Saturn's moon Rhea shows off the moon equivalent of a black eye -- a
bright, rayed crater near its eastern limb.
Rhea is about half the size of Earth's moon. At 1,528 kilometers (949
miles) across, it is the second-largest moon orbiting Saturn.
The image was taken in visible light with the Cassini spacecraft narrow
angle camera on Oct. 24, 2004, at a distance of about 1.7 million
kilometers (1 million miles) from Rhea and at a Sun-Rhea-spacecraft, or
phase, angle of 40 degrees. The image scale is approximately 10
kilometers (6 miles) per pixel. Cassini will image this hemisphere of
Rhea again in mid-January 2005, just after the Huygens probe landing on
Titan - with approximately 1-kilometer (0.6-mile) resolution.
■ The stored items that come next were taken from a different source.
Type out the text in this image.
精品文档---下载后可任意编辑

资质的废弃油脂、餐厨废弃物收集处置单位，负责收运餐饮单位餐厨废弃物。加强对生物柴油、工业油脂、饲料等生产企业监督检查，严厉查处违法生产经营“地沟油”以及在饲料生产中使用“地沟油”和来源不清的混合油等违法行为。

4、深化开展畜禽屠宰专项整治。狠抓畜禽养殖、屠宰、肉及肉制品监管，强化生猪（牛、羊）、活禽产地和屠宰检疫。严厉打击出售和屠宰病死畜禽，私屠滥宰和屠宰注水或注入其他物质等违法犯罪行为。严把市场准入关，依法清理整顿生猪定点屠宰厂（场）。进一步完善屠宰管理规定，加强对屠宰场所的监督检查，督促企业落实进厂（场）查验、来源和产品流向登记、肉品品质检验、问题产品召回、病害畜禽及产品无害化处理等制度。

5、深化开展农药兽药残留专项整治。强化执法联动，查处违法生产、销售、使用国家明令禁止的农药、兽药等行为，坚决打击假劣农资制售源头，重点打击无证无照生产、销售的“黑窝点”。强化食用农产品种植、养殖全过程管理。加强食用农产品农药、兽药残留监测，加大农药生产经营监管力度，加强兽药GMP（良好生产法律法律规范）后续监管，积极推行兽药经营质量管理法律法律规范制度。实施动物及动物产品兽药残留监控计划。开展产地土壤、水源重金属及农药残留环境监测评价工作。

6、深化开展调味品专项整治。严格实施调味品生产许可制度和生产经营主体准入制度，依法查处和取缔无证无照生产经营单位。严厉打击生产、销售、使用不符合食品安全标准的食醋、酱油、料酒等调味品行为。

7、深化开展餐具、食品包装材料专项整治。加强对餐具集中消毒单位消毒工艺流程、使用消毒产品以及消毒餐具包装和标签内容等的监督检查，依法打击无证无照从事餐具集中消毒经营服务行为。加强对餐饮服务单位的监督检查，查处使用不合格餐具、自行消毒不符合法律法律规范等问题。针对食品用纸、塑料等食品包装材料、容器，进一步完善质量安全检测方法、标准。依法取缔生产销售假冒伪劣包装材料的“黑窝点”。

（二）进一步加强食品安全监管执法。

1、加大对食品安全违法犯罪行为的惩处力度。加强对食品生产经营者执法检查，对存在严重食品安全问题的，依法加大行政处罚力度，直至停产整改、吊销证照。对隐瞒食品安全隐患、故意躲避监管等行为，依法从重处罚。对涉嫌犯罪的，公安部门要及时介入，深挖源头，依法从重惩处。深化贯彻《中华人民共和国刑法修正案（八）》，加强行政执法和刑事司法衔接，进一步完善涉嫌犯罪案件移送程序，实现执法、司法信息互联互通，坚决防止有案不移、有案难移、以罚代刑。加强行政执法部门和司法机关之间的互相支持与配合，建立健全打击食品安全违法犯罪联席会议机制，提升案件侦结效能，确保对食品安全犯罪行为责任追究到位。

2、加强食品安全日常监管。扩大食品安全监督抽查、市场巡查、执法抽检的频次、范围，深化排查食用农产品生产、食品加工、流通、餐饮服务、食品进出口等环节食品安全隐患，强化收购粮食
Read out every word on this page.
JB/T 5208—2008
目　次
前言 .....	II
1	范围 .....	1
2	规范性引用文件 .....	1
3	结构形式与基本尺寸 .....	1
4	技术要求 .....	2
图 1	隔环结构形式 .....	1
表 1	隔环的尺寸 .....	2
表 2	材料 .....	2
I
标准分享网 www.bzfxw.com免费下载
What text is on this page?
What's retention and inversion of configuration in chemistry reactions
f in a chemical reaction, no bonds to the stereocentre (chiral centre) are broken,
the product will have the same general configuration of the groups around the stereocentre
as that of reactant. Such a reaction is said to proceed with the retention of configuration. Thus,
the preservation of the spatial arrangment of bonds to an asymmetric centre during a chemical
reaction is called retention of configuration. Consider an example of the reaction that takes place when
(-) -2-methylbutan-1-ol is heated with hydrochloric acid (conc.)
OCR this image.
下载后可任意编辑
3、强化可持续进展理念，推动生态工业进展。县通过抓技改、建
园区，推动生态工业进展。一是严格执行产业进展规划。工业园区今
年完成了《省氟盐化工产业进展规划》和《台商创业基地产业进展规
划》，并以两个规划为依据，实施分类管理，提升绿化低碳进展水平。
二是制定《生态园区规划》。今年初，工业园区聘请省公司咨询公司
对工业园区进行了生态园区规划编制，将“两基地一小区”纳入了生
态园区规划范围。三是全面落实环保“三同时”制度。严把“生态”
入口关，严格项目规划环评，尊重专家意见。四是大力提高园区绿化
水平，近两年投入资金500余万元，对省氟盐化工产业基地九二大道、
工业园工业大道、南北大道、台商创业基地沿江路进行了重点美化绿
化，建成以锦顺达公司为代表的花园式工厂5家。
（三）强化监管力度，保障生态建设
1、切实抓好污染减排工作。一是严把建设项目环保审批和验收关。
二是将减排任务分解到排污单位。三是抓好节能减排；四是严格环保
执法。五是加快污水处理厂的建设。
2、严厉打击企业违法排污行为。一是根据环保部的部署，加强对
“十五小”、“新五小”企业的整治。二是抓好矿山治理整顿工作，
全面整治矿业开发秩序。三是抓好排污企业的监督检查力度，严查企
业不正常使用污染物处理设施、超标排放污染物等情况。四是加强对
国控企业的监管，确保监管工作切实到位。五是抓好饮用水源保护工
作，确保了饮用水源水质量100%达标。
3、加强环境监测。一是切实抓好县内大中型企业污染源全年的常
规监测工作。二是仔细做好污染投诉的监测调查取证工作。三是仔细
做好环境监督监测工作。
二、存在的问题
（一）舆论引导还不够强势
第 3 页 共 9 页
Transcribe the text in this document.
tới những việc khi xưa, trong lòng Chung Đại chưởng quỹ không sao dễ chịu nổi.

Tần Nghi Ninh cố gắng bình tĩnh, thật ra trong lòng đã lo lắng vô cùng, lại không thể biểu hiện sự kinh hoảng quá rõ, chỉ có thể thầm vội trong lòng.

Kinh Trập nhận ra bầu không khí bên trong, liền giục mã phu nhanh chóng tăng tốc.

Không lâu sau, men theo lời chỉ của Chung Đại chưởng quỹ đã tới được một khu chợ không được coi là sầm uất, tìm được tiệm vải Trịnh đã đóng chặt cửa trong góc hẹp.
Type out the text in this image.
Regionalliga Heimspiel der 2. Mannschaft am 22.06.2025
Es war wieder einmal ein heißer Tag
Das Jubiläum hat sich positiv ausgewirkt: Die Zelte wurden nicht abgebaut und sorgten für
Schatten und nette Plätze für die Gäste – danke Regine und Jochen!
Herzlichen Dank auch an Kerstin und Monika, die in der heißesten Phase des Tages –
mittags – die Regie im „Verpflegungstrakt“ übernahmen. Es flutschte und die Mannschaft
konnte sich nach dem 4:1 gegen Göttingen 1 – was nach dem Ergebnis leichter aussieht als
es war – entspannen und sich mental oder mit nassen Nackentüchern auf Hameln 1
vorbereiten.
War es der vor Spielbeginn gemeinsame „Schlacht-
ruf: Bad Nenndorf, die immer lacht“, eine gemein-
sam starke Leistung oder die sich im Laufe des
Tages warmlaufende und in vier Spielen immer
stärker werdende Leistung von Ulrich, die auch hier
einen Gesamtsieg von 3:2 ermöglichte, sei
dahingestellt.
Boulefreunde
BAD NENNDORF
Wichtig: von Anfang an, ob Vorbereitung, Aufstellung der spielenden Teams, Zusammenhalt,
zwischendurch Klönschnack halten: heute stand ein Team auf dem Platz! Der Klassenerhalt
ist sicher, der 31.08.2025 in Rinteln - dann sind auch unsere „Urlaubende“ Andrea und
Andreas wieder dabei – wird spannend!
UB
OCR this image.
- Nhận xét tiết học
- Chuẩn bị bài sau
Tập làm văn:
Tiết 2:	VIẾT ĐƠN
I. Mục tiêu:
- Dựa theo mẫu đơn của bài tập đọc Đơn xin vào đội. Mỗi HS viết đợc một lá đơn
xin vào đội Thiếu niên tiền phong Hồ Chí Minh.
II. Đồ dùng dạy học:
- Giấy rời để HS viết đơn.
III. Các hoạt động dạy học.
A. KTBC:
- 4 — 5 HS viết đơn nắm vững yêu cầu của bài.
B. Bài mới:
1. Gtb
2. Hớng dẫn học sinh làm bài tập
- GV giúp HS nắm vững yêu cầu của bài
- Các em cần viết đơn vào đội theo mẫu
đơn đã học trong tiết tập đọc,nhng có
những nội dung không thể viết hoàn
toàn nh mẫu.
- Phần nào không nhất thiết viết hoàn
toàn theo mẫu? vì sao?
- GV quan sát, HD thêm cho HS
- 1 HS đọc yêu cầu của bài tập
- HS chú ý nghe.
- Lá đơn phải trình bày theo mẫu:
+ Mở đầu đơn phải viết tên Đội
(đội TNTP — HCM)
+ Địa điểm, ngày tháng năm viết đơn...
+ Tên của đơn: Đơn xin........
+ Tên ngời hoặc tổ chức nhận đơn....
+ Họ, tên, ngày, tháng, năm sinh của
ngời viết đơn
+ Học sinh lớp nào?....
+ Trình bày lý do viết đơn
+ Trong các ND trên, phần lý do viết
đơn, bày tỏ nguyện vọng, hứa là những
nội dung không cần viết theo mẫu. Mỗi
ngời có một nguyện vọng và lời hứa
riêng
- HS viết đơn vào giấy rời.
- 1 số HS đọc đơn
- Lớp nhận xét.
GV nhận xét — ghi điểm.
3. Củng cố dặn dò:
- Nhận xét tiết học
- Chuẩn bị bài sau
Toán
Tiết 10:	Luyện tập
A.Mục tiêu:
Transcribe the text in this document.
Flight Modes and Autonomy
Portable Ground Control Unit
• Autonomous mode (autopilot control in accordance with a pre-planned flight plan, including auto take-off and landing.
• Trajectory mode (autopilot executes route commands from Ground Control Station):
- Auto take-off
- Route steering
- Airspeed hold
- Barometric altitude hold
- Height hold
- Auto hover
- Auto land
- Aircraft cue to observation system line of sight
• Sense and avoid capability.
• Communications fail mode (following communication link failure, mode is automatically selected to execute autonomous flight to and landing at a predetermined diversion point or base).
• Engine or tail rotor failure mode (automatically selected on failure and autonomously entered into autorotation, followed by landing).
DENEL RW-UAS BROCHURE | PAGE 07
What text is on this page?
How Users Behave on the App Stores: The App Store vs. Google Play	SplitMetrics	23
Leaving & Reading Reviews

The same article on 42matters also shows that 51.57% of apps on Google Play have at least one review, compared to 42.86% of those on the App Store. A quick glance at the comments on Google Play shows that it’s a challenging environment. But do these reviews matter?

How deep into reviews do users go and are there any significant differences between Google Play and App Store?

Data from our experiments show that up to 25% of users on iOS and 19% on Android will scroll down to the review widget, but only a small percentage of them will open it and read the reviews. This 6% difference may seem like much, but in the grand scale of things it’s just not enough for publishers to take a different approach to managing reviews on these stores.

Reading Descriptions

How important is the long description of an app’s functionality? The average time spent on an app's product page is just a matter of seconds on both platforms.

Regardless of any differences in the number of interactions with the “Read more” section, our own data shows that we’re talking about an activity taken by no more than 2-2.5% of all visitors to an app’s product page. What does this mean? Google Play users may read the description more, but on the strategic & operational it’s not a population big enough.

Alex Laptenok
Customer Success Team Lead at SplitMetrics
The Cassini-Huygens mission is a cooperative project of NASA, the
European Space Agency and the Italian Space Agency. The Jet Propulsion
Laboratory, a division of the California Institute of Technology in
Pasadena, manages the Cassini-Huygens mission for NASA's Office of Space
Science, Washington, D.C. The Cassini orbiter and its two onboard cameras,
were designed, developed and assembled at JPL. The imaging team is based
at the Space Science Institute, Boulder, Colo.